Native extension builds require Ruby 3.3+ plus MSYS2 on Windows. Set RBENV_VERSION/chruby accordingly and ensure bundle config set build.kreuzberg --with-cflags="-std=c++17" if your compiler defaults are older.

Next steps: Ruby Quick StartRuby API Reference

Rust

Terminal
cargo add kreuzberg

Or edit Cargo.toml manually:

Cargo.toml
[dependencies]
kreuzberg = "4.0"

Enable optional features as needed:

Terminal
cargo add kreuzberg --features "excel stopwords ocr"

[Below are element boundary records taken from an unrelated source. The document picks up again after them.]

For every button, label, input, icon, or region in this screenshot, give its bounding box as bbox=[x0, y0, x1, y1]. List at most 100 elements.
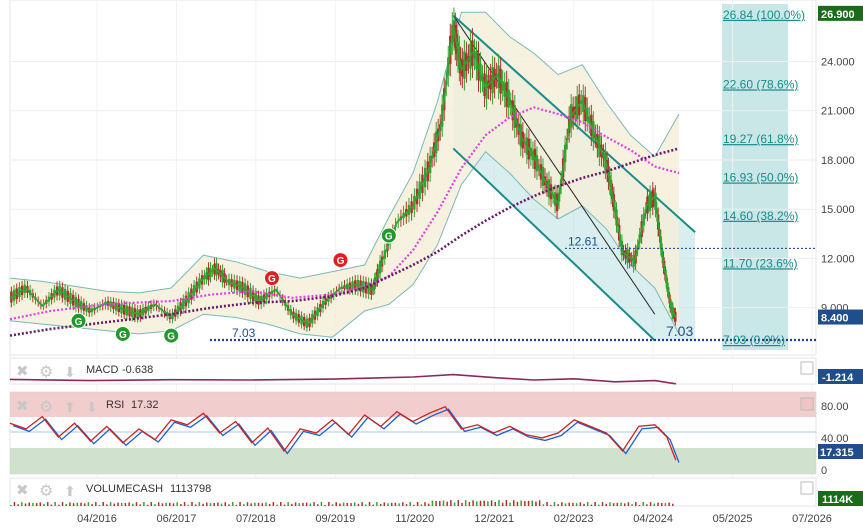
volume-bar bbox=[80, 502, 82, 506]
volume-bar bbox=[620, 502, 622, 506]
y-tick-label: 24.000 bbox=[821, 56, 855, 68]
volume-bar bbox=[298, 503, 300, 506]
volume-bar bbox=[213, 502, 215, 506]
volume-bar bbox=[72, 503, 75, 506]
volume-bar bbox=[117, 502, 119, 506]
volume-bar bbox=[561, 502, 563, 506]
volume-bar bbox=[246, 502, 249, 506]
rsi-badge-text: 17.315 bbox=[820, 447, 854, 459]
volume-bar bbox=[202, 503, 204, 506]
volume-bar bbox=[605, 503, 607, 506]
gear-icon[interactable]: ⚙ bbox=[39, 399, 53, 416]
volume-bar bbox=[402, 502, 404, 506]
volume-bar bbox=[579, 502, 582, 506]
signal-marker-text: G bbox=[385, 231, 393, 242]
volume-bar bbox=[638, 504, 641, 506]
volume-bar bbox=[24, 503, 27, 506]
volume-bar bbox=[557, 504, 559, 506]
close-icon[interactable]: ✖ bbox=[16, 398, 29, 415]
volume-bar bbox=[416, 502, 419, 506]
volume-bar bbox=[43, 503, 45, 506]
volume-bar bbox=[10, 505, 12, 506]
rsi-level-80: 80.00 bbox=[821, 401, 849, 413]
volume-bar bbox=[553, 502, 556, 506]
volume-bar bbox=[28, 502, 30, 506]
volume-bar bbox=[261, 503, 264, 506]
channel-lower-line[interactable] bbox=[452, 147, 656, 342]
volume-bar bbox=[431, 500, 434, 506]
signal-marker[interactable] bbox=[380, 227, 397, 244]
volume-bar bbox=[217, 502, 219, 506]
volume-bar bbox=[383, 502, 386, 506]
volume-bar bbox=[642, 502, 644, 506]
volume-bar bbox=[616, 502, 619, 506]
volume-bar bbox=[328, 502, 330, 506]
volume-bar bbox=[331, 504, 334, 506]
volume-bar bbox=[150, 502, 153, 506]
signal-marker[interactable] bbox=[163, 327, 180, 344]
signal-marker[interactable] bbox=[114, 325, 131, 342]
close-icon[interactable]: ✖ bbox=[16, 482, 29, 499]
signal-marker[interactable] bbox=[263, 270, 280, 287]
volume-bar bbox=[183, 502, 186, 506]
volume-bar bbox=[586, 502, 589, 506]
arrow-down-icon[interactable]: ⬇ bbox=[64, 364, 76, 380]
volume-bar bbox=[387, 503, 389, 506]
volume-bar bbox=[464, 500, 467, 506]
volume-bar bbox=[505, 500, 508, 506]
volume-bar bbox=[564, 503, 567, 506]
volume-bar bbox=[143, 502, 145, 506]
volume-bar bbox=[612, 503, 615, 506]
volume-bar bbox=[583, 503, 585, 506]
volume-bar bbox=[546, 502, 548, 506]
volume-bar bbox=[316, 504, 319, 506]
volume-bar bbox=[527, 500, 530, 506]
volume-bar bbox=[524, 501, 526, 506]
gear-icon[interactable]: ⚙ bbox=[39, 483, 53, 500]
volume-bar bbox=[575, 503, 578, 506]
volume-bar bbox=[394, 502, 397, 506]
rsi-badge bbox=[818, 444, 863, 459]
volume-panel-checkbox[interactable] bbox=[800, 481, 814, 495]
macd-name: MACD bbox=[86, 364, 118, 376]
volume-bar bbox=[280, 502, 282, 506]
volume-bar bbox=[161, 503, 164, 506]
volume-bar bbox=[572, 502, 574, 506]
arrow-up-icon[interactable]: ⬆ bbox=[64, 399, 76, 415]
volume-bar bbox=[468, 502, 471, 506]
volume-bar bbox=[198, 502, 201, 506]
gear-icon[interactable]: ⚙ bbox=[39, 364, 53, 381]
volume-bar bbox=[139, 504, 141, 506]
volume-bar bbox=[472, 500, 474, 506]
volume-bar bbox=[657, 502, 659, 506]
fib-level-label: 7.03 (0.0%) bbox=[723, 333, 785, 347]
volume-bar bbox=[291, 503, 293, 506]
high-price-badge-text: 26.900 bbox=[821, 9, 855, 21]
close-icon[interactable]: ✖ bbox=[16, 363, 29, 380]
volume-bar bbox=[157, 502, 160, 506]
volume-bar bbox=[135, 502, 138, 506]
volume-bar bbox=[450, 500, 452, 506]
volume-bar bbox=[206, 502, 208, 506]
rsi-panel-checkbox[interactable] bbox=[800, 397, 814, 411]
signal-marker[interactable] bbox=[332, 252, 349, 269]
volume-bar bbox=[58, 504, 60, 506]
volume-bar bbox=[287, 502, 289, 506]
volume-bar bbox=[191, 502, 193, 506]
arrow-up-icon[interactable]: ⬆ bbox=[64, 483, 76, 499]
macd-panel-checkbox[interactable] bbox=[800, 361, 814, 375]
volume-bar bbox=[32, 502, 34, 506]
volume-bar bbox=[664, 503, 667, 506]
volume-bar bbox=[235, 504, 238, 506]
rsi-overbought-zone bbox=[10, 392, 816, 417]
signal-marker[interactable] bbox=[70, 312, 87, 329]
volume-bar bbox=[95, 502, 97, 506]
volume-value: 1113798 bbox=[170, 483, 211, 495]
arrow-down-icon[interactable]: ⬇ bbox=[86, 399, 98, 415]
volume-bar bbox=[446, 501, 448, 506]
volume-bar bbox=[169, 502, 171, 506]
volume-bar bbox=[342, 502, 345, 506]
volume-bar bbox=[61, 502, 64, 506]
signal-marker-text: G bbox=[167, 332, 175, 343]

Next steps: Rust API Reference

CLI

Homebrew tap (macOS / Linux):

Terminal
brew install kreuzberg-dev/tap/kreuzberg

Cargo install:

Terminal
cargo install kreuzberg-cli

Docker image:

Terminal
docker pull goldziher/kreuzberg:latest       # Core image with essential features
docker pull goldziher/kreuzberg:latest-all   # Full image with all extensions

Next steps: CLI UsageAPI Server Guide

Development Environment

To work on the repository itself:

Terminal
task setup      # Install all dependencies (Python, Node.js, Ruby, Rust)
task lint       # Run linters across all languages
task dev:test   # Execute full test suite (Rust, Python, Ruby, TypeScript)

See Contributing for branch naming, coding conventions, and test expectations.